Les derniers jours de la session d’hiver au Conseil national

Budget, cyberdéfense, réseaux électriques…

Les sujets les plus divers n’ont pas manqué lors de cette troisième et dernière semaine de la session d’hiver des Chambres fédérales. Y compris la leçon d’éducation du Président du Conseil national : notre collègue Dominique de Buman a expliqué la différence entre le flirt et le harcèlement…

C’est toujours un gros dossier de la session d’hiver, le budget de la Confédération pour l’année suivante. Celui de 2018 a finalement été accepté après quelques allers et retours entre les deux Chambres: pour notre paysannerie, budget rime avec succès puisque de nouvelles coupes dans l’agriculture n’ont pas été faites.

Le Conseil national s’est rallié à la proposition de la Conférence de conciliation concernant le projet de transformation et d’extension des réseaux électriques. Ainsi, les ménages et les PME soumis au monopole électrique devront passer à la caisse pour financer le soutien supplémentaire apporté à l’énergie hydraulique. Un soutien cependant limité dans le temps, dit la version de la Conférence. Cette décision aidera-t-elle au financement des toitures photovoltaïques qui ne touchent pas encore le RPC ? De mon côté, je l’espère… mais il faudra rester au courant et suivre ce dossier de très près.

Lundi de la troisième semaine, la Chambre basse a clairement refusé une intervention des Verts qui exigeait une interdiction des expérimentations médicales sur des primates. Notre canton de Fribourg aurait été directement touché par pareille interdiction car, au sein de notre Université, nous avons un groupe de travail qui effectue ce genre de recherches… en étroite et parfaite collaboration avec la protection des animaux.
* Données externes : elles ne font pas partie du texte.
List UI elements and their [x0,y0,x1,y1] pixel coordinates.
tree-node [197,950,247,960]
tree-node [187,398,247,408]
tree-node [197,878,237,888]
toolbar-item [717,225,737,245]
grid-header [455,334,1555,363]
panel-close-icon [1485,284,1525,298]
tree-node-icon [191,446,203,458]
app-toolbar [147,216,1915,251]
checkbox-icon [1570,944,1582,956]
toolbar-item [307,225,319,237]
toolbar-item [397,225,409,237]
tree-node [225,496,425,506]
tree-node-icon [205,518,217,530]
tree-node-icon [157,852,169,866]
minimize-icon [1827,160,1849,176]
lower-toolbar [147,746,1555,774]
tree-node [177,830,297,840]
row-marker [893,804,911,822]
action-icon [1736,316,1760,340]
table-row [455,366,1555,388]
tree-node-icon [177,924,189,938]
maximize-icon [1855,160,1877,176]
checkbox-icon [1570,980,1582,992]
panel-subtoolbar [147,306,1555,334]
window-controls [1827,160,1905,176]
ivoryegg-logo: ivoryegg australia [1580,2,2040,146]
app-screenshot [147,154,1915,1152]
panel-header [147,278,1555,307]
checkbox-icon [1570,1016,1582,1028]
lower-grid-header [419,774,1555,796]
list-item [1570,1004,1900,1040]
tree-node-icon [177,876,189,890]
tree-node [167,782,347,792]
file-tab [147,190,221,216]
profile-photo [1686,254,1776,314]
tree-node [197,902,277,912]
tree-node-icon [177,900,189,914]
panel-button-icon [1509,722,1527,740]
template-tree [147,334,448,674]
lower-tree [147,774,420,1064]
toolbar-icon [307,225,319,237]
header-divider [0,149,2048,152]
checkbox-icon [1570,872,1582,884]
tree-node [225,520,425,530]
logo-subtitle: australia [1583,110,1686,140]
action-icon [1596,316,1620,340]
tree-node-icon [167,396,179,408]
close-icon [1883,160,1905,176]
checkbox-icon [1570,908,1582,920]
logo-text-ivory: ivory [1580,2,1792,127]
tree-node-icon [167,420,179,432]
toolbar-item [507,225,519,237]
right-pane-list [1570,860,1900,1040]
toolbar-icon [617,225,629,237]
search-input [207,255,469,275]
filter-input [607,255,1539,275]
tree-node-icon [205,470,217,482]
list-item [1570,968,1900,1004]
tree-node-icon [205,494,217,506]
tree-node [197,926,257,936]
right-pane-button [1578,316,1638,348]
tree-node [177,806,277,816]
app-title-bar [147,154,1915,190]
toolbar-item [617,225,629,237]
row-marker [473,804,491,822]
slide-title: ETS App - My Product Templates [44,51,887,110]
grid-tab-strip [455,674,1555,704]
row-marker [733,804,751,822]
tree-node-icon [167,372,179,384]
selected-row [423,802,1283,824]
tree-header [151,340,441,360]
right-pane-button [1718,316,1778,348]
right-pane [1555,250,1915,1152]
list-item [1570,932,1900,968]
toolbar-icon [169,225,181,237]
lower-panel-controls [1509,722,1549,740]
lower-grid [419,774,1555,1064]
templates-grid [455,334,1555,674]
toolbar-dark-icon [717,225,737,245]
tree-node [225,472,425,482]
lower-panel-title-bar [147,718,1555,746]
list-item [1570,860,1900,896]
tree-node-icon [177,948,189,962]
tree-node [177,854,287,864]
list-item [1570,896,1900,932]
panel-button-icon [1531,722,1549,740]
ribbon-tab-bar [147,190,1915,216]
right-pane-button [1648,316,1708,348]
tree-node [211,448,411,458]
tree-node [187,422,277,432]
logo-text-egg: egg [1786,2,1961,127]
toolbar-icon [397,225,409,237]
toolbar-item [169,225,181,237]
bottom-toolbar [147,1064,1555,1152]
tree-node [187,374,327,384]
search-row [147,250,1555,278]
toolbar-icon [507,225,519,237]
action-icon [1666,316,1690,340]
La Chambre basse a, par contre, approuvé une intervention exigeant la création, au sein de notre Armée, d’une organisation de cyberdéfense.

 

Noël et Nouvel-An

Au soir de cette année 2017 et à l’aube de la Nouvelle Année, laissez-moi vous souhaiter, très cordialement, de Belles et Heureuses Fêtes et vous présenter mes vœux les meilleurs de bonheur, santé et succès pour 2018 ! Je me réjouis de notre prochaine rencontre,

Pierre-André Page,
conseiller national, Châtonnaye


NEWS 11.12.2017

Conseil national: une intense deuxième semaine de session d’hiver

Agriculture et budget au cœur des débats

L’agriculture et le budget 2018 de la Confédération auront été au cœur d’intenses débats du Conseil national pour sa deuxième semaine de session d’hiver. Mercredi 6 décembre, en la fête de la Saint-Nicolas, l’Assemblée fédérale a élu le Conseiller fédéral Alain Berset Président de la Confédération pour 2018. Une brillante élection (190 voix sur 210 bulletins) qui honore notre canton de Fribourg qui, l’an prochain, verra deux de ses politiciens aux plus hautes destinées du Pays, avec Dominique de Buman à la tête du Conseil national. Chaleureuses félicitations à Alain Berset et meilleurs vœux pour son année présidentielle !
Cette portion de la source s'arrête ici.